# Very rare baby gaggia



## gaggiamanualservice.com (Dec 22, 2009)

Hi all. thought you might like to see this little beauty i just finished refurbing

a very rare late 1970's original baby gaggia fully restored and works well, even has the original handle ( no longer made) and the original manual. a real treat.this was the first home espresso machine to use the pressure system in a way to make crema for espresso. in the coffee world an "antique" if anyone interested make me an offer before i send to auction

would be ideal for coffee shop or similar, a real talking point


----------



## gaggiamanualservice.com (Dec 22, 2009)
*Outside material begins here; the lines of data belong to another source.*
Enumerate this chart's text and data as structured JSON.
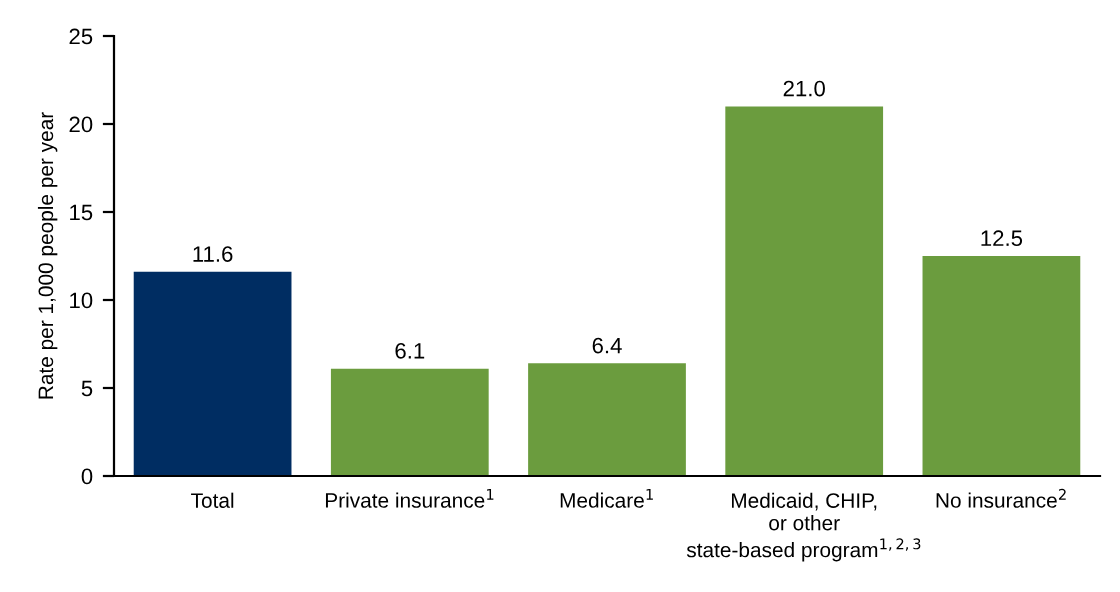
{
  "chart_data": {
    "type": "bar",
    "ylabel": "Rate per 1,000 people per year",
    "categories": [
      "Total",
      "Private insurance$^{1}$",
      "Medicare$^{1}$",
      "Medicaid, CHIP,\nor other\nstate-based program$^{1,2,3}$",
      "No insurance$^{2}$"
    ],
    "values": [
      11.6,
      6.1,
      6.4,
      21.0,
      12.5
    ],
    "colors": [
      "#002d62",
      "#6b9c3e",
      "#6b9c3e",
      "#6b9c3e",
      "#6b9c3e"
    ],
    "value_labels": [
      "11.6",
      "6.1",
      "6.4",
      "21.0",
      "12.5"
    ],
    "ylim": [
      0,
      25
    ],
    "yticks": [
      0,
      5,
      10,
      15,
      20,
      25
    ],
    "grid": false,
    "legend": false
  }
}
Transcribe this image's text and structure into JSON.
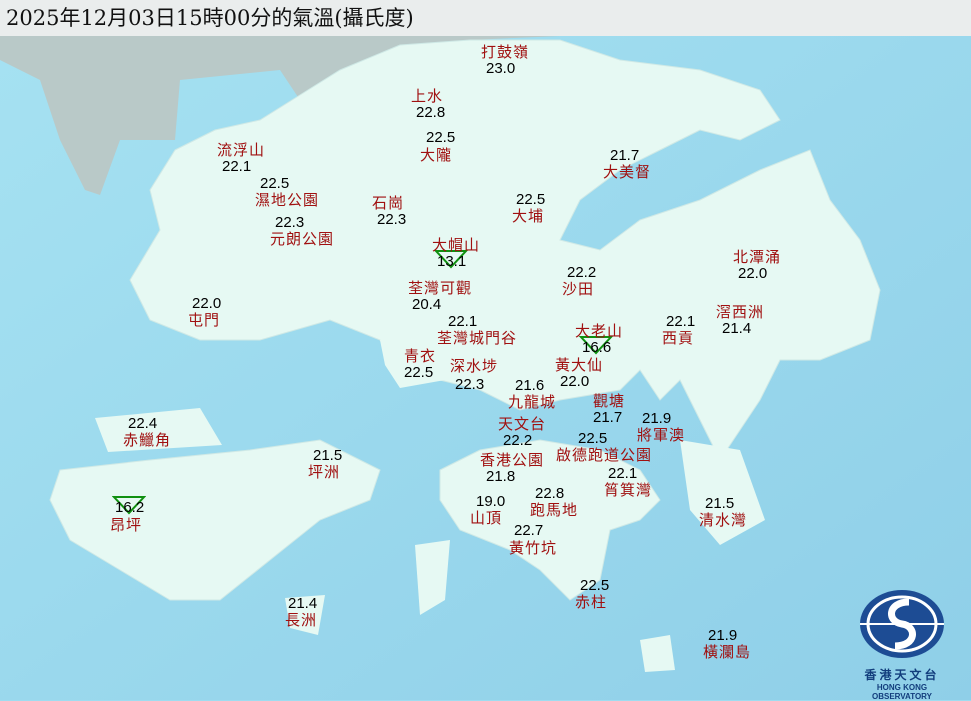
{
  "title": "2025年12月03日15時00分的氣溫(攝氏度)",
  "colors": {
    "sea": "#9fdcf0",
    "land": "#e6f9f3",
    "station_name": "#a01010",
    "temperature": "#000000",
    "min_marker": "#109010"
  },
  "logo": {
    "name_zh": "香港天文台",
    "name_en": "HONG KONG OBSERVATORY"
  },
  "stations": [
    {
      "name": "打鼓嶺",
      "temp": "23.0"
    },
    {
      "name": "上水",
      "temp": "22.8"
    },
    {
      "name": "大隴",
      "temp": "22.5"
    },
    {
      "name": "流浮山",
      "temp": "22.1"
    },
    {
      "name": "濕地公園",
      "temp": "22.5"
    },
    {
      "name": "元朗公園",
      "temp": "22.3"
    },
    {
      "name": "石崗",
      "temp": "22.3"
    },
    {
      "name": "大美督",
      "temp": "21.7"
    },
    {
      "name": "大埔",
      "temp": "22.5"
    },
    {
      "name": "大帽山",
      "temp": "13.1",
      "marker": "min-triangle"
    },
    {
      "name": "沙田",
      "temp": "22.2"
    },
    {
      "name": "北潭涌",
      "temp": "22.0"
    },
    {
      "name": "荃灣可觀",
      "temp": "20.4"
    },
    {
      "name": "屯門",
      "temp": "22.0"
    },
    {
      "name": "荃灣城門谷",
      "temp": "22.1"
    },
    {
      "name": "大老山",
      "temp": "16.6",
      "marker": "min-triangle"
    },
    {
      "name": "西貢",
      "temp": "22.1"
    },
    {
      "name": "滘西洲",
      "temp": "21.4"
    },
    {
      "name": "青衣",
      "temp": "22.5"
    },
    {
      "name": "深水埗",
      "temp": "22.3"
    },
    {
      "name": "黃大仙",
      "temp": "22.0"
    },
    {
      "name": "九龍城",
      "temp": "21.6"
    },
    {
      "name": "觀塘",
      "temp": "21.7"
    },
    {
      "name": "將軍澳",
      "temp": "21.9"
    },
    {
      "name": "天文台",
      "temp": "22.2"
    },
    {
      "name": "啟德跑道公園",
      "temp": "22.5"
    },
    {
      "name": "香港公園",
      "temp": "21.8"
    },
    {
      "name": "筲箕灣",
      "temp": "22.1"
    },
    {
      "name": "跑馬地",
      "temp": "22.8"
    },
    {
      "name": "山頂",
      "temp": "19.0"
    },
    {
      "name": "黃竹坑",
      "temp": "22.7"
    },
    {
      "name": "清水灣",
      "temp": "21.5"
    },
    {
      "name": "赤鱲角",
      "temp": "22.4"
    },
    {
      "name": "坪洲",
      "temp": "21.5"
    },
    {
      "name": "昂坪",
      "temp": "16.2",
      "marker": "min-triangle"
    },
    {
      "name": "赤柱",
      "temp": "22.5"
    },
    {
      "name": "長洲",
      "temp": "21.4"
    },
    {
      "name": "橫瀾島",
      "temp": "21.9"
    }
  ]
}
defo over the £100 not wholly sure of true worth as i have scrolled t'internet and cant find one with all original aspects, handle etc. even has a solid brass holding plate.

mark


----------



## fatboyslim (Sep 29, 2011)

A very nice looking machine! Cooler than retro even.

Good luck selling it


----------



## gaggiamanualservice.com (Dec 22, 2009)

thanks, sure it will sit well in a coffee shop or cafe.

mark


----------



## surfingjoyner (Dec 12, 2011)

Here is my retro gaggia to add to thread


----------



## gaggiamanualservice.com (Dec 22, 2009)

just to let you all know, if interested this machine is now on ebay if your interested ]

http://cgi.ebay.co.uk/ws/eBayISAPI.dll?ViewItem&item=180804088389


----------



## RoloD (Oct 13, 2010)

God, I had one of those years ago, exactly the same, which I brought back from Italy in the days when you couldn't buy espresso machines here. Sadly, the orange paint flaked off, it fell into disuse and I gave it away a couple of years ago.

But the really sad thing is no one taught me how to use it. I had no idea about grinding and tamping and wondered why the coffee tasted so weak (water must have rushed through the grounds in all of 5 seconds). There was really no home espresso culture then and people thought I was a bit eccentric.

My current Gaggia Classic is remarkably similar (the only real difference is the solenoid valve). I just hope a know a little more about how to use one now.


----------



## gaggiamanualservice.com (Dec 22, 2009)

this has a solenoid too, was hidden under the boiler lol but yeah they do have one. lovely looking aint they.


----------



## dbairduk (Dec 22, 2011)

there is a nice orange gaggia mdf grinder going on there too at the moment.. might make a good combo


----------



## Khalil badi (May 24, 2021)

Im about to buy one.

Exactly like this one.

It's also orange.

OMG. A 50 years old espresso machine!!!

I olso seen a 1952 american espresso machine a couple of days ago.


----------